The report identified despite 60% of surveyed organisations agreeing machine identities pose a greater security risk than human identities, security measures continue to lag behind.
SailPoint Technologies, a leader in unified identity security for enterprises, has unveiled the 2024 Machine Identity Crisis: The Challenges of Manual Processes and Hidden Risks, a global survey of more than 320 identity and access experts, security professionals and executives.
The report explores the differences between managing machine identities and human identities, highlighting the challenges of securing machine identities such as overprovisioning and changing compliance requirements, and provides a comprehensive view of the identity management challenges faced by today’s IT and security teams.
Findings indicate that 69% of companies surveyed manage more machine identities than human identities, with nearly half deploying 10x as many. These machine identities include applications, databases, bots, IoT devices, SaaS tools and a wide range of other hardware and software solutions.
Of the security professionals surveyed, 72% reported that managing machine identities is more challenging than managing human identities, citing poor internal processes and inadequate identity management tools as the culprit. As a result, 66% of respondents indicated that managing machine identities requires more manual processes than human identities, taxing already scarce IT and security resources.
“Many organisations lack visibility into the full spectrum of identities present within their environments,” said Mark McClain, CEO and Founder of SailPoint. “In fact, our annual Horizons of Identity Security report shows that machine identities are expected to grow faster than any other type of identity over the next 3-5 years. This further validates the complexity of managing an entirely new class of identities for enterprises today.
“To stay ahead, businesses need an automated, cloud-based solution that can track and secure machine identities. This not only frees up IT teams to focus on more strategic tasks but also reduces the risk of unauthorised access to sensitive data, helping to support compliance and protect against evolving threats,” added McClain.
The growing volume of machine identities significantly heightens the risk of audit and compliance challenges. Surprisingly, 75% of surveyed companies have machine identities without a dedicated employee responsible for them. Moreover, insufficient governance increases the potential for data loss or compromised access. Findings show that 60% of organisations believe machine identities pose a greater risk to business than human identities, which is unlikely to change without improvements to discovery capabilities and governance practices.
Further, machine identities can act as a gateway to external resources and services, including cloud and SaaS solutions, partners, suppliers and other third parties. This risk is far from theoretical, with 57% of surveyed organisations reporting that a machine identity has been granted inappropriate access to sensitive data.
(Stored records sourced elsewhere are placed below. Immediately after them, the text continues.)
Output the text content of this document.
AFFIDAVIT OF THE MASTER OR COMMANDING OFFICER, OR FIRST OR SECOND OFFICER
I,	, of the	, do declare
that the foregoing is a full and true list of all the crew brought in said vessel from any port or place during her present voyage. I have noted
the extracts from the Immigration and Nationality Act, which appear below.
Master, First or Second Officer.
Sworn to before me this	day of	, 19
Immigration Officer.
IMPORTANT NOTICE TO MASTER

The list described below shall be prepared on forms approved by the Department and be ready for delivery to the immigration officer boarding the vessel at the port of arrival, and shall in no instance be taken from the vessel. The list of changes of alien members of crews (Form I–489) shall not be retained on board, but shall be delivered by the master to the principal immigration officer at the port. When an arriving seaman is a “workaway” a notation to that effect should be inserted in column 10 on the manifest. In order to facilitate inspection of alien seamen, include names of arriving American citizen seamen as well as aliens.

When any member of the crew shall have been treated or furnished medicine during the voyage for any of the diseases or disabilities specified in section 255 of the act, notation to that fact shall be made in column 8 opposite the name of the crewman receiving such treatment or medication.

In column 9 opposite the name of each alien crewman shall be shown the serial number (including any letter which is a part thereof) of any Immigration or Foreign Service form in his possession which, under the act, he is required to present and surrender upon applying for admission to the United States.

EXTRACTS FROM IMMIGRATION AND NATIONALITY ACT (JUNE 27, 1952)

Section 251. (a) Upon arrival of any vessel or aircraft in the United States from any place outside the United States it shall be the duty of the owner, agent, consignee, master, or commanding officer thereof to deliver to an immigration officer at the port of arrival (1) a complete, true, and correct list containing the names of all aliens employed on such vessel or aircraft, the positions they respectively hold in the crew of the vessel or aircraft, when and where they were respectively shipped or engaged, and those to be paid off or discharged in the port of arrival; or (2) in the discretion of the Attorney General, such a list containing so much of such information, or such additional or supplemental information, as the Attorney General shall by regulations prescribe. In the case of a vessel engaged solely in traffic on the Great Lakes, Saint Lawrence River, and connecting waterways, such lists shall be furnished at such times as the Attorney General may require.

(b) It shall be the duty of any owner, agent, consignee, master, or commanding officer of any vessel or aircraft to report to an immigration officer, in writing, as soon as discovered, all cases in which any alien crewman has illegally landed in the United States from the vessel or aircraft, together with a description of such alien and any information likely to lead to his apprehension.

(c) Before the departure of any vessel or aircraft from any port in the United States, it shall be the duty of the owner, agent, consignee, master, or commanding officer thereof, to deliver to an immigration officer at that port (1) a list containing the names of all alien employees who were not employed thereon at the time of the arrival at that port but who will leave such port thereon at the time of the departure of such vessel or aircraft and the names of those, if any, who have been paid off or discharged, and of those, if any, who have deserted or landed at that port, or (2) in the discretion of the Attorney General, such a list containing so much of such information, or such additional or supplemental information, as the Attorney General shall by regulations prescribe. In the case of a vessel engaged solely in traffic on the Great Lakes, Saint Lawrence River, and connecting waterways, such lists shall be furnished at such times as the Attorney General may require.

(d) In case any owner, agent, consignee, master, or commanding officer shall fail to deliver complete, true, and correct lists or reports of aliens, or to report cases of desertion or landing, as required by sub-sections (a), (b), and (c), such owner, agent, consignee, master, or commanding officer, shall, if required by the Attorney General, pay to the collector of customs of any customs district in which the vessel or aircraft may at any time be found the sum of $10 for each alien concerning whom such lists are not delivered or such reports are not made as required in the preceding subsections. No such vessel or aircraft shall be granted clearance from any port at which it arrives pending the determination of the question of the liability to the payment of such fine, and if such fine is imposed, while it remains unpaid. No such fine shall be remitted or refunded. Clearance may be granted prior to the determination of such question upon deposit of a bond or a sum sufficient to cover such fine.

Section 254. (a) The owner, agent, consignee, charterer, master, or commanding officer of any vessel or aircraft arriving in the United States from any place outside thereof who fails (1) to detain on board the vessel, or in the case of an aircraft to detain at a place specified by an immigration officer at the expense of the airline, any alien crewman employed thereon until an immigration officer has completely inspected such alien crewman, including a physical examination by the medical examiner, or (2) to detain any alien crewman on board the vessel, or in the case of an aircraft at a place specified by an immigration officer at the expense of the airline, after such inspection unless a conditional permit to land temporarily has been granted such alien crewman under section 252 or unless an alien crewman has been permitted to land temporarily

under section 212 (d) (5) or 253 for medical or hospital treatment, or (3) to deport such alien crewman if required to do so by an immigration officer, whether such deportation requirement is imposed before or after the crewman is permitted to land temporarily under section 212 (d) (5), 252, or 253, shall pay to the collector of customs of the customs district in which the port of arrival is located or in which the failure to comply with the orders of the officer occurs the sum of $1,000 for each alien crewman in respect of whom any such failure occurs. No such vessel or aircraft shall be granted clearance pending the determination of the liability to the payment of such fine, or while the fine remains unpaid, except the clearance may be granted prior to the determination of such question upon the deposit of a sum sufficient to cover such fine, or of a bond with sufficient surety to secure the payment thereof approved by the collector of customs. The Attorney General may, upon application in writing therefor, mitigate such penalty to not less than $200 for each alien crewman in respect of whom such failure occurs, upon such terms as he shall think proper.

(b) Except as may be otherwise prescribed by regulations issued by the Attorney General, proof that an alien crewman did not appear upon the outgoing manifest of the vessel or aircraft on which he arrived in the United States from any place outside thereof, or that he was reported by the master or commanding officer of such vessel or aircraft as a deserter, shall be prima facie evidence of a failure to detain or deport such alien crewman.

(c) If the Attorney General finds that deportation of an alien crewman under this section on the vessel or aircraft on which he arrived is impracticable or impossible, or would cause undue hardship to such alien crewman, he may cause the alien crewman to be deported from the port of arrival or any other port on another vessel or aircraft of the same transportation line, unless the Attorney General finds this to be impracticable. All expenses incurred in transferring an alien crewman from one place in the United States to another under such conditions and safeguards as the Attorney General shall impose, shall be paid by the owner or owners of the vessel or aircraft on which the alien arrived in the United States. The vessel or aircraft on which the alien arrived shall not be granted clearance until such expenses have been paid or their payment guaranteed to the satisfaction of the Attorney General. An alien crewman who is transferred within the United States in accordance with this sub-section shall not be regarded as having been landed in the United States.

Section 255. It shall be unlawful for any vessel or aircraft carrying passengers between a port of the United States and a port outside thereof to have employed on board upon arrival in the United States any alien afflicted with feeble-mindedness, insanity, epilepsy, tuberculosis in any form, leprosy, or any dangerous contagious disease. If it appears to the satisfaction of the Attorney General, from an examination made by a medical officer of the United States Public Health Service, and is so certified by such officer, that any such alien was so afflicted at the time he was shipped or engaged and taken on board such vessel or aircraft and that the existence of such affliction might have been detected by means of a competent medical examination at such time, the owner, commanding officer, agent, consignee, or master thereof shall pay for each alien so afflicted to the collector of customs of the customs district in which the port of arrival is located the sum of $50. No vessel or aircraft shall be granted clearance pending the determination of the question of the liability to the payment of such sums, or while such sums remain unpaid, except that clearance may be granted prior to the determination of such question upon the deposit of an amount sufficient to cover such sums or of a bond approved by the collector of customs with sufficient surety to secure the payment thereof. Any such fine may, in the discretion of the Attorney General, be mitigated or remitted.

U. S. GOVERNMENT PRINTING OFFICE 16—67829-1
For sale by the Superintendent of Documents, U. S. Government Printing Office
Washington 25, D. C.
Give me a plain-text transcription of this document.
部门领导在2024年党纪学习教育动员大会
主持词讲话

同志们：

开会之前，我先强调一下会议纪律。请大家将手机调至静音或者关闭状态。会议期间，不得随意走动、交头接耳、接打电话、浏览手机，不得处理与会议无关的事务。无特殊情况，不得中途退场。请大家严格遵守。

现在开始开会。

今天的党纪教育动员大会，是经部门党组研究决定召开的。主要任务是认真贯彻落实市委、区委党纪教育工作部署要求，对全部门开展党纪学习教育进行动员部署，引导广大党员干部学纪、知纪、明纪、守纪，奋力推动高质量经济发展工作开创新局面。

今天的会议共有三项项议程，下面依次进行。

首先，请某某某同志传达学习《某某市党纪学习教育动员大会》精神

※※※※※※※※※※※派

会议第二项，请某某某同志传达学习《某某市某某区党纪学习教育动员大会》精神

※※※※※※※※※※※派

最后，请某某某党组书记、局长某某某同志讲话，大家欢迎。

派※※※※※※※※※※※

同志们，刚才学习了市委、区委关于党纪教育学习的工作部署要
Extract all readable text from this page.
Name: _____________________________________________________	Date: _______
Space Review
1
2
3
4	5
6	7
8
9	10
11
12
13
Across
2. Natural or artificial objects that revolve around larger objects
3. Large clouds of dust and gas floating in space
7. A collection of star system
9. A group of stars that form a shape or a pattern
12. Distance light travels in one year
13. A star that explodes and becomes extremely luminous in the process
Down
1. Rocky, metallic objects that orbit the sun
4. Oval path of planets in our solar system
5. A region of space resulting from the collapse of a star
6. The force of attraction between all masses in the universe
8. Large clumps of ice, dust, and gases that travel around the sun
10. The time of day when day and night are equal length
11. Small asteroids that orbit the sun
Equally concerning are the 16% of respondents who cannot say for sure whether such an incident has occurred, highlighting either a lack of knowledge about potential risks or a failure to implement lessons learned to prevent them.
“Machine identities represent an increasingly popular attack vector, and the longer organisations grapple with how to effectively manage them, the greater the risk,” said Matt Mills, President, SailPoint. “Identity management solutions that do not provide real-time information on machine identities are essentially failing, forcing more manual steps, costing more in labour and resources, and resulting in poor processes that retain supposedly dormant identities, ultimately increasing the overall risk to the business. When selecting an identity management platform, organisations must consider every identity, not just those that are human.”
Methodology
IAM, security and compliance professionals at enterprise companies representing all seniority levels were invited to participate in a survey on their company’s machine identity access operational and management practices. The survey was administered electronically, and participants were offered a token compensation for their participation. A total of 322 qualified participants completed the survey. All participants had enterprise IAM and security responsibilities. Participants were from five continents, representing a global perspective.